Fulfilling the Mission
Madhubuti has performed superbly as a Black public intellectual in the sense that we should recover that term. Such people should be our free-agent, intellectual first responders to political and moral crises. They should not be tethered to or compromised by arrangements that foreclose honest assessment. For our part, because of the urgent instances that they and we encounter, we should grant them space for thought experimentation and incomplete formulations if they have consistently displayed magnanimity of heart and possess a track record of speaking in the interest of the Black community as a whole and in the interest of humanity overall as well as a history of engaging in related initiatives. Thus, we can assume their good will and work out their theoretical oversights or excesses over time.

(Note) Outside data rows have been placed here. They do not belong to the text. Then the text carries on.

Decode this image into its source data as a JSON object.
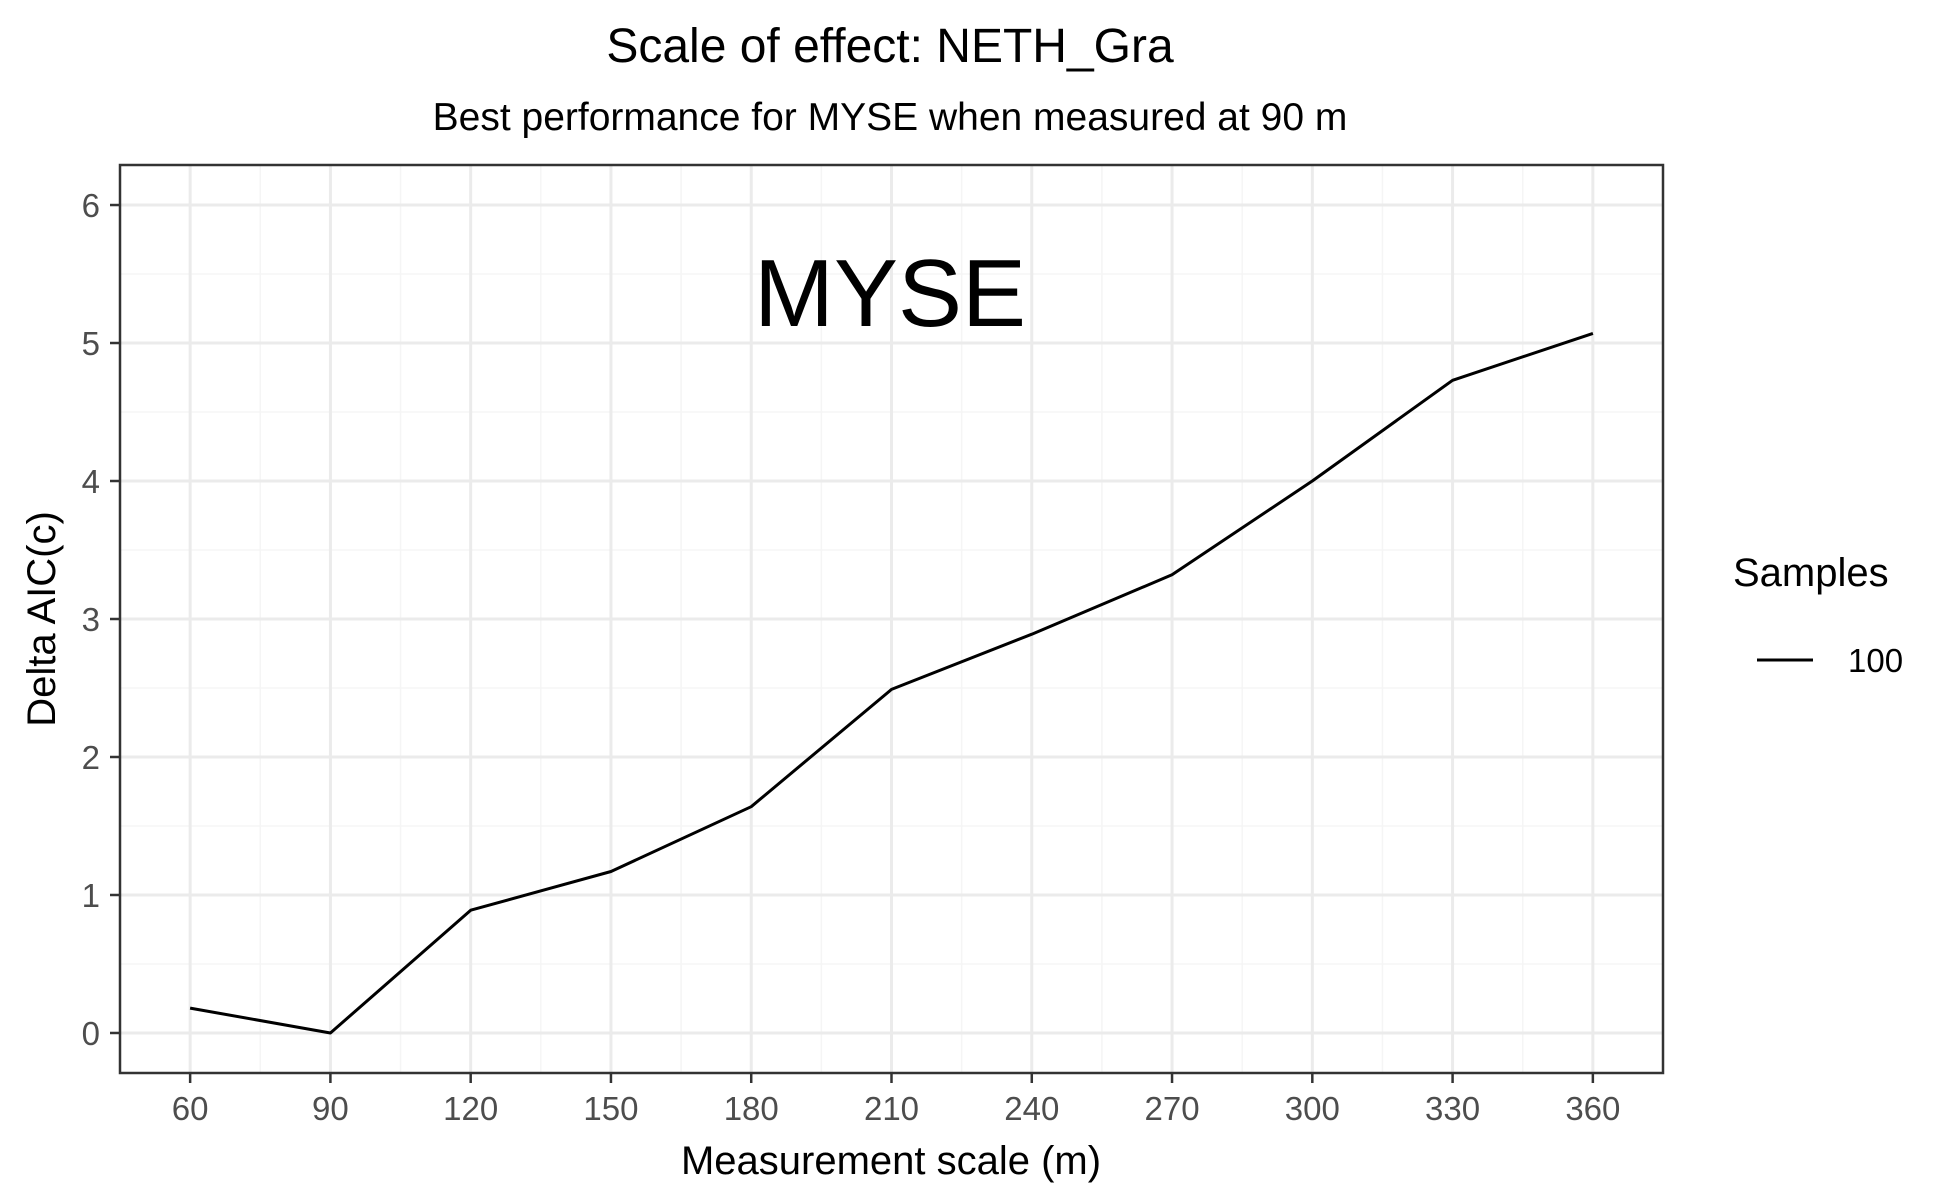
{
  "chart_data": {
    "type": "line",
    "title": "Scale of effect: NETH_Gra",
    "subtitle": "Best performance for MYSE when measured at 90 m",
    "xlabel": "Measurement scale (m)",
    "ylabel": "Delta AIC(c)",
    "annotation": "MYSE",
    "x": [
      60,
      90,
      120,
      150,
      180,
      210,
      240,
      270,
      300,
      330,
      360
    ],
    "xticks": [
      "60",
      "90",
      "120",
      "150",
      "180",
      "210",
      "240",
      "270",
      "300",
      "330",
      "360"
    ],
    "yticks": [
      "0",
      "1",
      "2",
      "3",
      "4",
      "5",
      "6"
    ],
    "xlim": [
      45,
      375
    ],
    "ylim": [
      -0.29,
      6.29
    ],
    "grid": true,
    "legend": {
      "title": "Samples",
      "placement": "right"
    },
    "series": [
      {
        "name": "100",
        "color": "#000000",
        "values": [
          0.18,
          0.0,
          0.89,
          1.17,
          1.64,
          2.49,
          2.89,
          3.32,
          4.0,
          4.73,
          5.07
        ]
      }
    ]
  }
}
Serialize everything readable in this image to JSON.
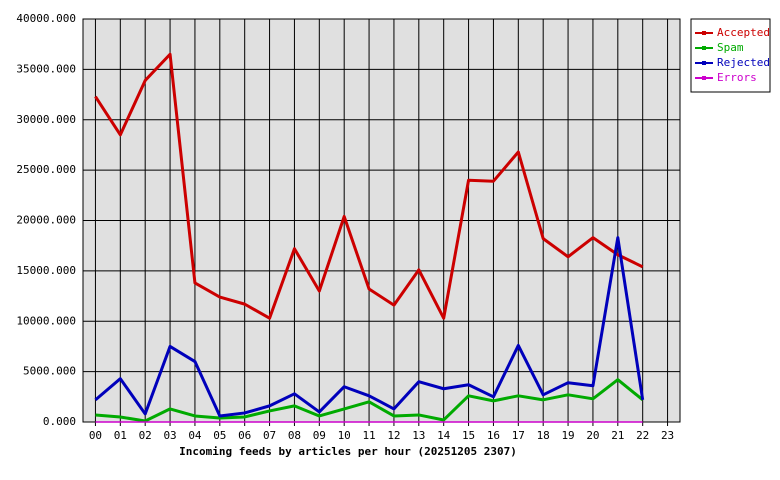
{
  "chart_data": {
    "type": "line",
    "x_label": "Incoming feeds by articles per hour (20251205 2307)",
    "categories": [
      "00",
      "01",
      "02",
      "03",
      "04",
      "05",
      "06",
      "07",
      "08",
      "09",
      "10",
      "11",
      "12",
      "13",
      "14",
      "15",
      "16",
      "17",
      "18",
      "19",
      "20",
      "21",
      "22",
      "23"
    ],
    "series": [
      {
        "name": "Accepted",
        "color": "#cc0000",
        "values": [
          32300,
          28500,
          33900,
          36500,
          13800,
          12400,
          11700,
          10300,
          17200,
          13000,
          20400,
          13200,
          11600,
          15100,
          10300,
          24000,
          23900,
          26800,
          18200,
          16400,
          18300,
          16600,
          15400,
          null
        ]
      },
      {
        "name": "Spam",
        "color": "#00aa00",
        "values": [
          700,
          500,
          100,
          1300,
          600,
          400,
          500,
          1100,
          1600,
          600,
          1300,
          2000,
          600,
          700,
          200,
          2600,
          2100,
          2600,
          2200,
          2700,
          2300,
          4200,
          2200,
          null
        ]
      },
      {
        "name": "Rejected",
        "color": "#0000bb",
        "values": [
          2200,
          4300,
          800,
          7500,
          6000,
          600,
          900,
          1600,
          2800,
          1000,
          3500,
          2600,
          1300,
          4000,
          3300,
          3700,
          2500,
          7600,
          2700,
          3900,
          3600,
          18300,
          2200,
          null
        ]
      },
      {
        "name": "Errors",
        "color": "#cc00cc",
        "values": [
          0,
          0,
          0,
          0,
          0,
          0,
          0,
          0,
          0,
          0,
          0,
          0,
          0,
          0,
          0,
          0,
          0,
          0,
          0,
          0,
          0,
          0,
          0,
          null
        ]
      }
    ],
    "ylim": [
      0,
      40000
    ],
    "yticks": [
      {
        "value": 0,
        "label": "0.000"
      },
      {
        "value": 5000,
        "label": "5000.000"
      },
      {
        "value": 10000,
        "label": "10000.000"
      },
      {
        "value": 15000,
        "label": "15000.000"
      },
      {
        "value": 20000,
        "label": "20000.000"
      },
      {
        "value": 25000,
        "label": "25000.000"
      },
      {
        "value": 30000,
        "label": "30000.000"
      },
      {
        "value": 35000,
        "label": "35000.000"
      },
      {
        "value": 40000,
        "label": "40000.000"
      }
    ],
    "grid": true,
    "plot_background": "#e0e0e0",
    "legend": "top-right"
  }
}
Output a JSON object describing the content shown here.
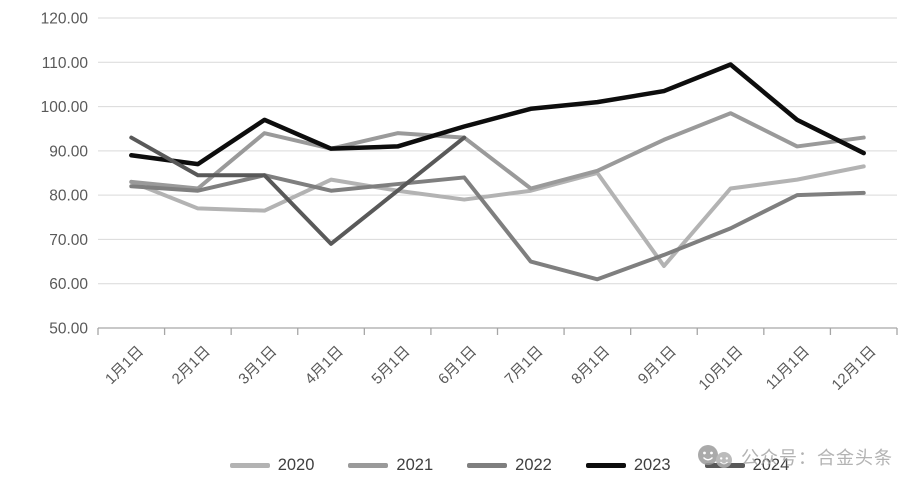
{
  "watermark": {
    "text": "公众号：合金头条"
  },
  "chart_data": {
    "type": "line",
    "title": "",
    "xlabel": "",
    "ylabel": "",
    "categories": [
      "1月1日",
      "2月1日",
      "3月1日",
      "4月1日",
      "5月1日",
      "6月1日",
      "7月1日",
      "8月1日",
      "9月1日",
      "10月1日",
      "11月1日",
      "12月1日"
    ],
    "series": [
      {
        "name": "2020",
        "color": "#b3b3b3",
        "values": [
          83,
          77,
          76.5,
          83.5,
          81,
          79,
          81,
          85,
          64,
          81.5,
          83.5,
          86.5
        ]
      },
      {
        "name": "2021",
        "color": "#9a9a9a",
        "values": [
          83,
          81.5,
          94,
          90.5,
          94,
          93,
          81.5,
          85.5,
          92.5,
          98.5,
          91,
          93
        ]
      },
      {
        "name": "2022",
        "color": "#7f7f7f",
        "values": [
          82,
          81,
          84.5,
          81,
          82.5,
          84,
          65,
          61,
          66.5,
          72.5,
          80,
          80.5
        ]
      },
      {
        "name": "2023",
        "color": "#0d0d0d",
        "values": [
          89,
          87,
          97,
          90.5,
          91,
          95.5,
          99.5,
          101,
          103.5,
          109.5,
          97,
          89.5
        ]
      },
      {
        "name": "2024",
        "color": "#595959",
        "values": [
          93,
          84.5,
          84.5,
          69,
          81,
          93,
          null,
          null,
          null,
          null,
          null,
          null
        ]
      }
    ],
    "ylim": [
      50,
      120
    ],
    "ytick_step": 10,
    "ytick_labels": [
      "120.00",
      "110.00",
      "100.00",
      "90.00",
      "80.00",
      "70.00",
      "60.00",
      "50.00"
    ],
    "grid": true,
    "legend_position": "bottom",
    "axis_color": "#a6a6a6",
    "grid_color": "#d9d9d9"
  }
}
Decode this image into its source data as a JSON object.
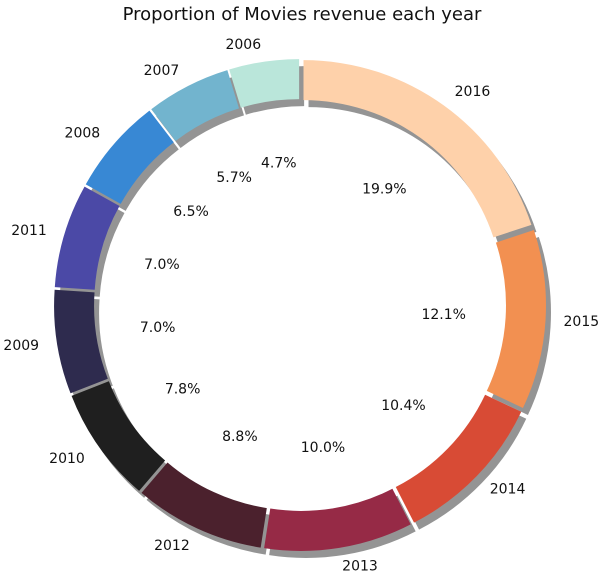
{
  "chart_data": {
    "type": "pie",
    "style": "donut-exploded-shadow",
    "title": "Proportion of Movies revenue each year",
    "start_angle_deg": 90,
    "direction": "clockwise",
    "slices": [
      {
        "label": "2016",
        "value": 19.9,
        "pct_label": "19.9%",
        "color": "#FED1AA"
      },
      {
        "label": "2015",
        "value": 12.1,
        "pct_label": "12.1%",
        "color": "#F29051"
      },
      {
        "label": "2014",
        "value": 10.4,
        "pct_label": "10.4%",
        "color": "#D84B35"
      },
      {
        "label": "2013",
        "value": 10.0,
        "pct_label": "10.0%",
        "color": "#962A46"
      },
      {
        "label": "2012",
        "value": 8.8,
        "pct_label": "8.8%",
        "color": "#4B212D"
      },
      {
        "label": "2010",
        "value": 7.8,
        "pct_label": "7.8%",
        "color": "#1F1F1F"
      },
      {
        "label": "2009",
        "value": 7.0,
        "pct_label": "7.0%",
        "color": "#2E2B4E"
      },
      {
        "label": "2011",
        "value": 7.0,
        "pct_label": "7.0%",
        "color": "#4B49A6"
      },
      {
        "label": "2008",
        "value": 6.5,
        "pct_label": "6.5%",
        "color": "#3888D4"
      },
      {
        "label": "2007",
        "value": 5.7,
        "pct_label": "5.7%",
        "color": "#72B4CE"
      },
      {
        "label": "2006",
        "value": 4.7,
        "pct_label": "4.7%",
        "color": "#BAE6DA"
      }
    ]
  }
}
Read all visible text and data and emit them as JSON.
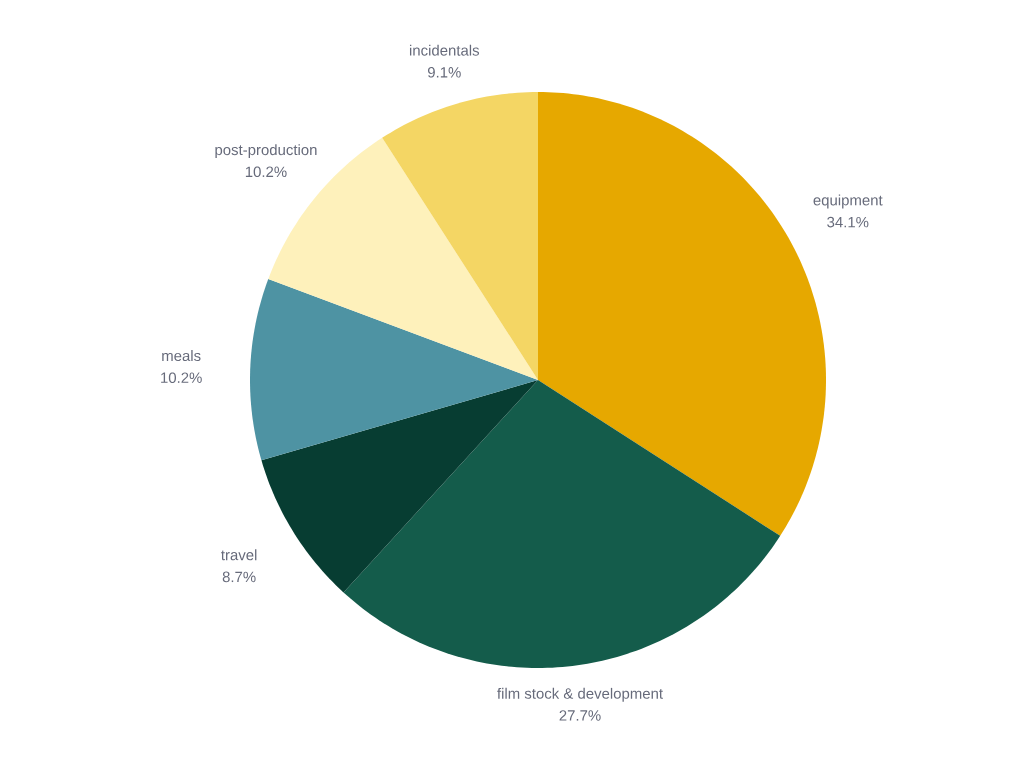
{
  "chart_data": {
    "type": "pie",
    "categories": [
      "equipment",
      "film stock & development",
      "travel",
      "meals",
      "post-production",
      "incidentals"
    ],
    "values": [
      34.1,
      27.7,
      8.7,
      10.2,
      10.2,
      9.1
    ],
    "value_labels": [
      "34.1%",
      "27.7%",
      "8.7%",
      "10.2%",
      "10.2%",
      "9.1%"
    ],
    "colors": [
      "#e6a800",
      "#145c4b",
      "#073d32",
      "#4e93a3",
      "#fef1bb",
      "#f4d664"
    ]
  }
}
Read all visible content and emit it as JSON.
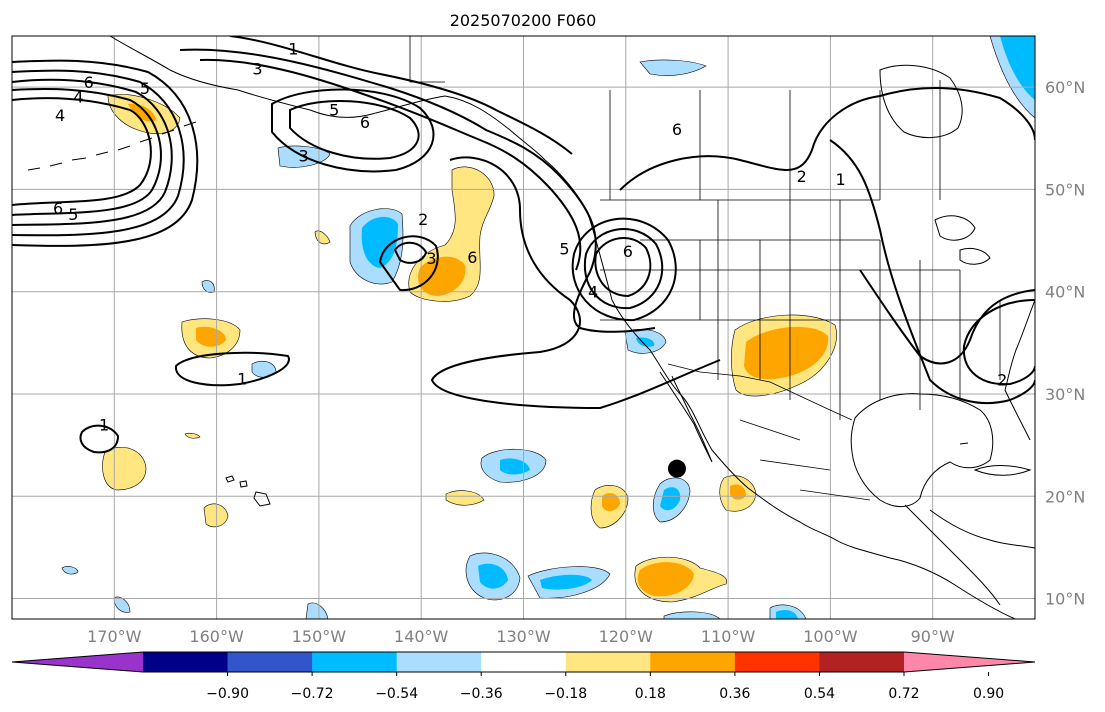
{
  "map": {
    "title": "2025070200 F060",
    "projection": "equirectangular",
    "lon_range": [
      -180,
      -80
    ],
    "lat_range": [
      8,
      65
    ],
    "lon_ticks": [
      {
        "value": -170,
        "label": "170°W"
      },
      {
        "value": -160,
        "label": "160°W"
      },
      {
        "value": -150,
        "label": "150°W"
      },
      {
        "value": -140,
        "label": "140°W"
      },
      {
        "value": -130,
        "label": "130°W"
      },
      {
        "value": -120,
        "label": "120°W"
      },
      {
        "value": -110,
        "label": "110°W"
      },
      {
        "value": -100,
        "label": "100°W"
      },
      {
        "value": -90,
        "label": "90°W"
      }
    ],
    "lat_ticks": [
      {
        "value": 10,
        "label": "10°N"
      },
      {
        "value": 20,
        "label": "20°N"
      },
      {
        "value": 30,
        "label": "30°N"
      },
      {
        "value": 40,
        "label": "40°N"
      },
      {
        "value": 50,
        "label": "50°N"
      },
      {
        "value": 60,
        "label": "60°N"
      }
    ],
    "marker": {
      "lon": -115,
      "lat": 22.7,
      "color": "#000000"
    }
  },
  "colorbar": {
    "bins": [
      {
        "color": "#9933cc"
      },
      {
        "color": "#000088"
      },
      {
        "color": "#3355cc"
      },
      {
        "color": "#00bbff"
      },
      {
        "color": "#aaddff"
      },
      {
        "color": "#ffffff"
      },
      {
        "color": "#ffe680"
      },
      {
        "color": "#ffa500"
      },
      {
        "color": "#ff3300"
      },
      {
        "color": "#b22222"
      },
      {
        "color": "#ff88aa"
      }
    ],
    "ticks": [
      "−0.90",
      "−0.72",
      "−0.54",
      "−0.36",
      "−0.18",
      "0.18",
      "0.36",
      "0.54",
      "0.72",
      "0.90"
    ]
  },
  "contour_labels": [
    {
      "text": "1",
      "lon": -152.5,
      "lat": 63.8
    },
    {
      "text": "3",
      "lon": -156.0,
      "lat": 61.8
    },
    {
      "text": "6",
      "lon": -172.5,
      "lat": 60.5
    },
    {
      "text": "4",
      "lon": -173.5,
      "lat": 59.1
    },
    {
      "text": "5",
      "lon": -167.0,
      "lat": 59.9
    },
    {
      "text": "4",
      "lon": -175.3,
      "lat": 57.3
    },
    {
      "text": "5",
      "lon": -148.5,
      "lat": 57.8
    },
    {
      "text": "6",
      "lon": -145.5,
      "lat": 56.6
    },
    {
      "text": "3",
      "lon": -151.5,
      "lat": 53.3
    },
    {
      "text": "6",
      "lon": -175.5,
      "lat": 48.2
    },
    {
      "text": "5",
      "lon": -174.0,
      "lat": 47.6
    },
    {
      "text": "2",
      "lon": -139.8,
      "lat": 47.1
    },
    {
      "text": "3",
      "lon": -139.0,
      "lat": 43.3
    },
    {
      "text": "6",
      "lon": -135.0,
      "lat": 43.4
    },
    {
      "text": "5",
      "lon": -126.0,
      "lat": 44.2
    },
    {
      "text": "6",
      "lon": -119.8,
      "lat": 44.0
    },
    {
      "text": "4",
      "lon": -123.2,
      "lat": 40.0
    },
    {
      "text": "6",
      "lon": -115.0,
      "lat": 55.9
    },
    {
      "text": "2",
      "lon": -102.8,
      "lat": 51.3
    },
    {
      "text": "1",
      "lon": -99.0,
      "lat": 51.0
    },
    {
      "text": "2",
      "lon": -83.2,
      "lat": 31.4
    },
    {
      "text": "1",
      "lon": -157.5,
      "lat": 31.5
    },
    {
      "text": "1",
      "lon": -171.0,
      "lat": 27.0
    }
  ]
}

We can, in fact, appreciate their evolving ideas, say, from cultural nationalist to many-faceted cultural nationalist plus. As their understanding increases regarding the requirements of liberation efforts, it is a gift to us all. That is the example of Wells, Du Bois, and others. In other words, you really don’t hang out a shingle and brand yourself a Black public intellectual. You earn that title in the crucible of struggle and in a demonstration of love for and commitment to Black people. This has been the motion of Madhubuti for over 50 years. As an artist, educator, and institution builder, he has been, with much personal sacrifice, a vital voice and invaluable change agent. In our most useful conception of the Black public intellectual, there is none finer to recommend.